In Hungary alone, we waste 820,000 tons of food every year
During cooking, a lot of kitchen waste is produced, which we usually throw away, and in addition, there is also a huge amount of food that we don’t even use, we just throw it in the trash, unopened and intact. In Hungary, this means no less than 820,000 tons per year. However, with conscious planning, waste could be avoided, and tasty and healthy dishes could be prepared from the remaining ingredients with simple solutions. Recycling the waste generated in the kitchen is not only an environmentally conscious solution, but also a creative culinary art that has many possibilities.
In Hungary, 30% of household waste is organic waste, of which 320,000 tons end up in landfills and 600,000 tons in the sewer system. This amount could be significantly reduced if knowledge about the use of kitchen scraps were more widespread.
One of the most important goals of the European Climate Pact is to contribute to making the individual, everyday actions of private individuals more environmentally conscious through its attitude-shaping activities.
“Recycling kitchen waste not only protects our environment, but also results in significant savings for households. With a little creativity and awareness, we can prepare dishes that can make our daily meals richer and healthier, and save our wallets at the same time”
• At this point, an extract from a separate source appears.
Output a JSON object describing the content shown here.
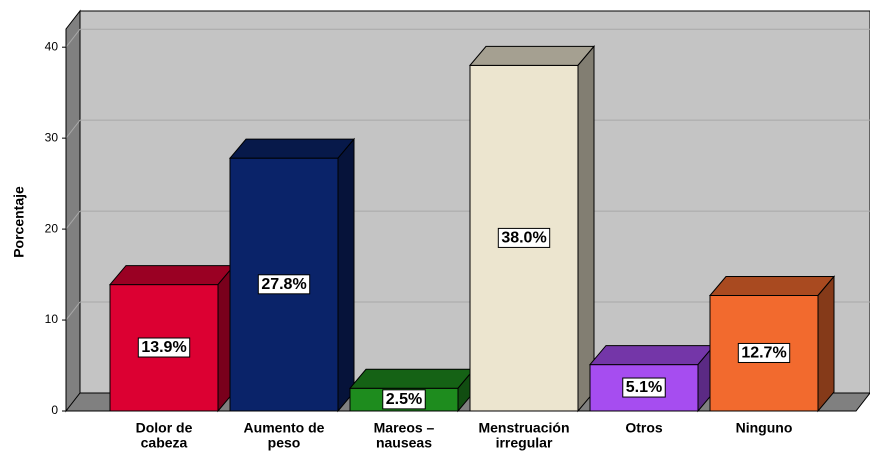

– said ecosystem researcher Amrein Tamásné Miskolczi Boglárka, ambassador of the European Climate Pact, who is also a committed supporter of zero-residue cooking. Some of the expert’s ideas for using kitchen leftovers that can be easily incorporated into everyday life:
Soup stock: An excellent soup stock can be made from the skins of the vegetables (after thorough cleaning), which can be frozen, steamed or refrigerated. This can be used as a base for quick soups, sauces or purees at the weekend. Shell stocks can be especially tasty with carbonara or creamy mushroom pasta sauces.
Creamy side dishes: You can boil the skins of carrots, celery, and even beetroot in salted water, then blend them with butter, spices, cream, sour cream or cottage cheese to make a creamy side dish for fried meat or grilled fish.
Sauces and pesto: Kohlrabi leaves, radish leaves, carrot leaves and onion leaves are also edible and can be used to make special dishes such as kohlrabi leaf sauce or radish pesto. The leaves and stems of cauliflower and broccoli are also delicious, especially grilled.
Seasoning salt: For seasoning salt made from potato skins, potato skins are dried in an oven at 50-60 degrees Celsius for three hours, then blended with salt. This seasoning salt is also excellent for flavoring meats, vegetables and side dishes.
Fruit cubes for cakes: Dice and dried apple and pear skins can be used as tea, but can also be mixed into cakes. Lemon, orange peel, and remaining pieces of ginger can be candied and are also very delicious in cakes.
Vinegar: Apple pomace can be used to make homemade apple cider vinegar, which offers many uses, from beautifying to weight loss to strengthening the immune system.
Pickles: You can make pickles from the peel of melons, and you can pickle or dry the peels of lemons and oranges. Pickled peels enhance the flavor of sauces and dishes.
Recycling kitchen waste contributes to a sustainable lifestyle and environmental protection. With a conscious and creative approach, we can not only reduce the amount of waste, but also discover new, exciting flavors and experiences in the kitchen.